12/21/10

dating woes


I received an email from my mom the other day. Like 95% of all Jewish mom emails, it went something like this:

David....okay all my friends love you and want to fix you up with their nieces or daughters or
cousins.......so this is Beth's niece. You could do the call...and then meet once....at least she
sent a picture!

As much as it is nice to be appreciated and recognized that I am a catch and more mothers should throw their daughters at me, this is a little inconvenient.

First off, she’s not that cute. Now I know I am no Ryan Reynolds, but sober me has standards and, sadly, she does not fall within them. It could just be the picture, or she could just be really fun to hang out with. In either case, it doesn’t really matter because I can’t just blow her off and not call.

This was a setup by my mom, therefore this date is not optional. It is mandatory as constituted by Jewish law, “thou shalt go out with any girl thy mother decides … at least for drinks”. The only way to avoid it is to hide out in the desert for 40 years. Otherwise, you suffer a fate worse than death, a guilt trip by a Jewish mother.

Which leads to the second annoyance. My mom has already had the fortunate experience of setting me up with a friend’s daughter, I then hooked up with said daughter, and then never called her again (cuz I'm awesome like that). And let me tell you, there is no better look of admiration to get from a parent than while explaining why you are not going to call a girl again. I can only hope when I have that conversation with my son, I can give him the same “I am so proud of you look” that I read from my mom. (For those of you wondering, my mom still plays golf with her mom every Sunday).

So to avoid this happening again, this date will consist of two drinks, two hours max, and a nice, big hug at the end. And with those rules in place, I obviously cannot wait to call this girl.

12/20/10

secretly, go blow yourself santa

Our office Secret Santa was last week. Obviously the best gift-giving event is a good old fashioned Yankee Swap, which I end up absolutely DOMINATING every year. Yankee swap is pure awesomeness - you get to see the truly evil side of people when you involve gifts, stealing, and selfishness.

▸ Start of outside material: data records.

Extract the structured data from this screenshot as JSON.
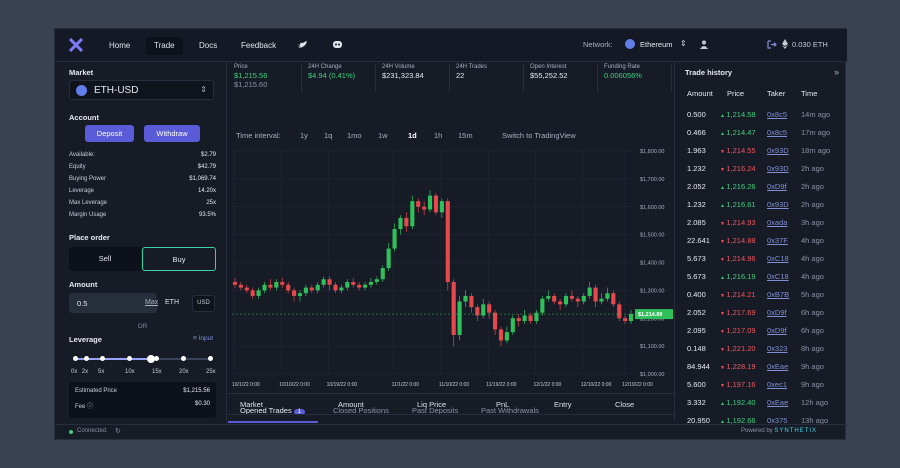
{
  "nav": {
    "home": "Home",
    "trade": "Trade",
    "docs": "Docs",
    "feedback": "Feedback",
    "network_label": "Network:",
    "network": "Ethereum",
    "balance": "0.030 ETH"
  },
  "market": {
    "title": "Market",
    "pair": "ETH-USD"
  },
  "account": {
    "title": "Account",
    "deposit": "Deposit",
    "withdraw": "Withdraw",
    "stats": [
      {
        "label": "Available:",
        "value": "$2.79"
      },
      {
        "label": "Equity",
        "value": "$42.79"
      },
      {
        "label": "Buying Power",
        "value": "$1,069.74"
      },
      {
        "label": "Leverage",
        "value": "14.20x"
      },
      {
        "label": "Max Leverage",
        "value": "25x"
      },
      {
        "label": "Margin Usage",
        "value": "93.5%"
      }
    ]
  },
  "order": {
    "title": "Place order",
    "sell": "Sell",
    "buy": "Buy",
    "amount_title": "Amount",
    "amount": "0.5",
    "max": "Max",
    "unit": "ETH",
    "alt_unit": "USD",
    "or": "OR",
    "leverage_title": "Leverage",
    "input_link": "Input",
    "ticks": [
      "0x",
      "2x",
      "5x",
      "10x",
      "15x",
      "20x",
      "25x"
    ],
    "leverage_level": 0.56,
    "est_label": "Estimated Price",
    "est_value": "$1,215.56",
    "fee_label": "Fee",
    "fee_value": "$0.30"
  },
  "header": [
    {
      "label": "Price",
      "value": "$1,215.56",
      "sub": "$1,215.60",
      "color": "#3ed07c"
    },
    {
      "label": "24H Change",
      "value": "$4.94 (0.41%)",
      "color": "#3ed07c"
    },
    {
      "label": "24H Volume",
      "value": "$231,323.84"
    },
    {
      "label": "24H Trades",
      "value": "22"
    },
    {
      "label": "Open Interest",
      "value": "$55,252.52"
    },
    {
      "label": "Funding Rate",
      "value": "0.006056%",
      "color": "#3ed07c"
    }
  ],
  "timeframe": {
    "label": "Time interval:",
    "options": [
      "1y",
      "1q",
      "1mo",
      "1w",
      "1d",
      "1h",
      "15m"
    ],
    "active": "1d",
    "switch": "Switch to TradingView"
  },
  "chart_data": {
    "type": "candlestick",
    "y_ticks": [
      "$1,800.00",
      "$1,700.00",
      "$1,600.00",
      "$1,500.00",
      "$1,400.00",
      "$1,300.00",
      "$1,200.00",
      "$1,100.00",
      "$1,000.00"
    ],
    "x_ticks": [
      "10/1/22 0:00",
      "10/10/22 0:00",
      "10/19/22 0:00",
      "11/1/22 0:00",
      "11/10/22 0:00",
      "11/19/22 0:00",
      "12/1/22 0:00",
      "12/10/22 0:00",
      "12/19/22 0:00"
    ],
    "ylim": [
      1000,
      1800
    ],
    "last_price": "$1,214.89",
    "candles": [
      [
        1330,
        1320,
        1345,
        1310
      ],
      [
        1320,
        1310,
        1330,
        1300
      ],
      [
        1310,
        1300,
        1320,
        1290
      ],
      [
        1300,
        1280,
        1310,
        1270
      ],
      [
        1280,
        1300,
        1310,
        1270
      ],
      [
        1300,
        1320,
        1330,
        1290
      ],
      [
        1320,
        1310,
        1340,
        1300
      ],
      [
        1310,
        1330,
        1340,
        1300
      ],
      [
        1330,
        1320,
        1345,
        1310
      ],
      [
        1320,
        1300,
        1330,
        1290
      ],
      [
        1300,
        1280,
        1310,
        1260
      ],
      [
        1280,
        1290,
        1300,
        1260
      ],
      [
        1290,
        1310,
        1320,
        1280
      ],
      [
        1310,
        1300,
        1320,
        1290
      ],
      [
        1300,
        1320,
        1330,
        1290
      ],
      [
        1320,
        1340,
        1350,
        1310
      ],
      [
        1340,
        1320,
        1350,
        1300
      ],
      [
        1320,
        1300,
        1330,
        1290
      ],
      [
        1300,
        1310,
        1320,
        1290
      ],
      [
        1310,
        1330,
        1340,
        1300
      ],
      [
        1330,
        1320,
        1345,
        1310
      ],
      [
        1320,
        1310,
        1330,
        1300
      ],
      [
        1310,
        1320,
        1330,
        1300
      ],
      [
        1320,
        1330,
        1345,
        1310
      ],
      [
        1330,
        1340,
        1350,
        1320
      ],
      [
        1340,
        1380,
        1390,
        1330
      ],
      [
        1380,
        1450,
        1470,
        1370
      ],
      [
        1450,
        1520,
        1540,
        1440
      ],
      [
        1520,
        1560,
        1570,
        1500
      ],
      [
        1560,
        1530,
        1580,
        1510
      ],
      [
        1530,
        1620,
        1640,
        1520
      ],
      [
        1620,
        1600,
        1630,
        1580
      ],
      [
        1600,
        1590,
        1620,
        1570
      ],
      [
        1590,
        1640,
        1660,
        1580
      ],
      [
        1640,
        1580,
        1650,
        1570
      ],
      [
        1580,
        1620,
        1630,
        1560
      ],
      [
        1620,
        1330,
        1630,
        1300
      ],
      [
        1330,
        1140,
        1340,
        1100
      ],
      [
        1140,
        1260,
        1280,
        1120
      ],
      [
        1260,
        1280,
        1300,
        1240
      ],
      [
        1280,
        1240,
        1290,
        1220
      ],
      [
        1240,
        1210,
        1250,
        1190
      ],
      [
        1210,
        1250,
        1270,
        1200
      ],
      [
        1250,
        1220,
        1260,
        1200
      ],
      [
        1220,
        1160,
        1230,
        1140
      ],
      [
        1160,
        1120,
        1170,
        1100
      ],
      [
        1120,
        1150,
        1170,
        1110
      ],
      [
        1150,
        1200,
        1210,
        1140
      ],
      [
        1200,
        1190,
        1215,
        1170
      ],
      [
        1190,
        1210,
        1230,
        1180
      ],
      [
        1210,
        1190,
        1220,
        1180
      ],
      [
        1190,
        1220,
        1230,
        1180
      ],
      [
        1220,
        1270,
        1280,
        1210
      ],
      [
        1270,
        1280,
        1300,
        1260
      ],
      [
        1280,
        1260,
        1290,
        1250
      ],
      [
        1260,
        1250,
        1270,
        1230
      ],
      [
        1250,
        1280,
        1290,
        1240
      ],
      [
        1280,
        1270,
        1300,
        1260
      ],
      [
        1270,
        1260,
        1280,
        1240
      ],
      [
        1260,
        1280,
        1290,
        1250
      ],
      [
        1280,
        1310,
        1330,
        1270
      ],
      [
        1310,
        1260,
        1320,
        1240
      ],
      [
        1260,
        1270,
        1290,
        1250
      ],
      [
        1270,
        1290,
        1310,
        1260
      ],
      [
        1290,
        1250,
        1300,
        1240
      ],
      [
        1250,
        1200,
        1260,
        1190
      ],
      [
        1200,
        1190,
        1210,
        1180
      ],
      [
        1190,
        1215,
        1230,
        1180
      ]
    ]
  },
  "tabs": {
    "opened": "Opened Trades",
    "opened_count": "1",
    "closed": "Closed Positions",
    "deposits": "Past Deposits",
    "withdrawals": "Past Withdrawals"
  },
  "columns": [
    "Market",
    "Amount",
    "Liq Price",
    "PnL",
    "Entry",
    "Close"
  ],
  "history": {
    "title": "Trade history",
    "headers": [
      "Amount",
      "Price",
      "Taker",
      "Time"
    ],
    "rows": [
      {
        "amount": "0.500",
        "price": "1,214.58",
        "dir": "up",
        "taker": "0x8c5",
        "time": "14m ago"
      },
      {
        "amount": "0.466",
        "price": "1,214.47",
        "dir": "up",
        "taker": "0x8c5",
        "time": "17m ago"
      },
      {
        "amount": "1.963",
        "price": "1,214.55",
        "dir": "dn",
        "taker": "0x93D",
        "time": "18m ago"
      },
      {
        "amount": "1.232",
        "price": "1,216.24",
        "dir": "dn",
        "taker": "0x93D",
        "time": "2h ago"
      },
      {
        "amount": "2.052",
        "price": "1,216.26",
        "dir": "up",
        "taker": "0xD9f",
        "time": "2h ago"
      },
      {
        "amount": "1.232",
        "price": "1,216.61",
        "dir": "up",
        "taker": "0x93D",
        "time": "2h ago"
      },
      {
        "amount": "2.085",
        "price": "1,214.93",
        "dir": "dn",
        "taker": "0xada",
        "time": "3h ago"
      },
      {
        "amount": "22.641",
        "price": "1,214.88",
        "dir": "dn",
        "taker": "0x37F",
        "time": "4h ago"
      },
      {
        "amount": "5.673",
        "price": "1,214.96",
        "dir": "dn",
        "taker": "0xC18",
        "time": "4h ago"
      },
      {
        "amount": "5.673",
        "price": "1,216.19",
        "dir": "up",
        "taker": "0xC18",
        "time": "4h ago"
      },
      {
        "amount": "0.400",
        "price": "1,214.21",
        "dir": "dn",
        "taker": "0xB7B",
        "time": "5h ago"
      },
      {
        "amount": "2.052",
        "price": "1,217.69",
        "dir": "dn",
        "taker": "0xD9f",
        "time": "6h ago"
      },
      {
        "amount": "2.095",
        "price": "1,217.09",
        "dir": "dn",
        "taker": "0xD9f",
        "time": "6h ago"
      },
      {
        "amount": "0.148",
        "price": "1,221.20",
        "dir": "dn",
        "taker": "0x323",
        "time": "8h ago"
      },
      {
        "amount": "84.944",
        "price": "1,228.19",
        "dir": "dn",
        "taker": "0xEae",
        "time": "9h ago"
      },
      {
        "amount": "5.600",
        "price": "1,197.16",
        "dir": "dn",
        "taker": "0xec1",
        "time": "9h ago"
      },
      {
        "amount": "3.332",
        "price": "1,192.40",
        "dir": "up",
        "taker": "0xEae",
        "time": "12h ago"
      },
      {
        "amount": "20.950",
        "price": "1,192.66",
        "dir": "up",
        "taker": "0x375",
        "time": "13h ago"
      }
    ]
  },
  "footer": {
    "status": "Connected.",
    "powered": "Powered by",
    "brand": "SYNTHETIX"
  }
}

But since our Secret Santa was led this year by a clueless dick, it was not a swap. No, instead it was a random drawing where everyone had to pick gifts for a random person in the office. In theory, this is great. Now everyone gets something they want, and no stress over swapping gifts! Hooray!

FUCKING FALSE. The awful truth to office secret santa is that everyone walks away absolutely miserable. When you do a secret santa with your family, that's easy - I know my family, and they know me. I've never done a swap with my group of friends, but I already know it would be the easiest gift I ever bought. I'd just shoot over to the liquor store and depending on who I drew grab a bottle of Jack, a bottle of vodka, or a bottle of gin. God damn that was easy.

But with work people? How the fuck am I supposed to know what anyone wants? These aren't friends - they're random people thrown together in a close environment for 40+ hours a week. If you are really, really lucky, you'll find one person at work you enjoy hanging out with outside of work. Everyone else, those supposed "work friends" you have? Well those are just people who you hate less than the guy who sits next to you, so they can get you through a long day or a terrible holiday party.

So how do you expect me to pick out a decent gift for any of these people? The best gifts given away at our Secret Santa included a Snuggie, a box of chocolates, and a set of three pint glasses. HOLY GOD THAT SUCKS. Worst of all, I drew my boss. Anybody else I would have gotten a bottle of wine or a bottle of booze and walked away am absolute hero. But NOOOOO, I drew my boss and was forced to sit there and think about what shitty gift I have to get, and then worry that she'd read into something I got wrong and fire my ass for being a dick.

In the end, 14 people walked out of that room, and I guarantee at least 12 people would have rather swapped their own gift back than hold onto whatever shitty gift they got. But no, I can't have my gift back. Instead I get a box of chocolates and a $5 starbucks gift card. Ugh. Happy fucking holidays everyone.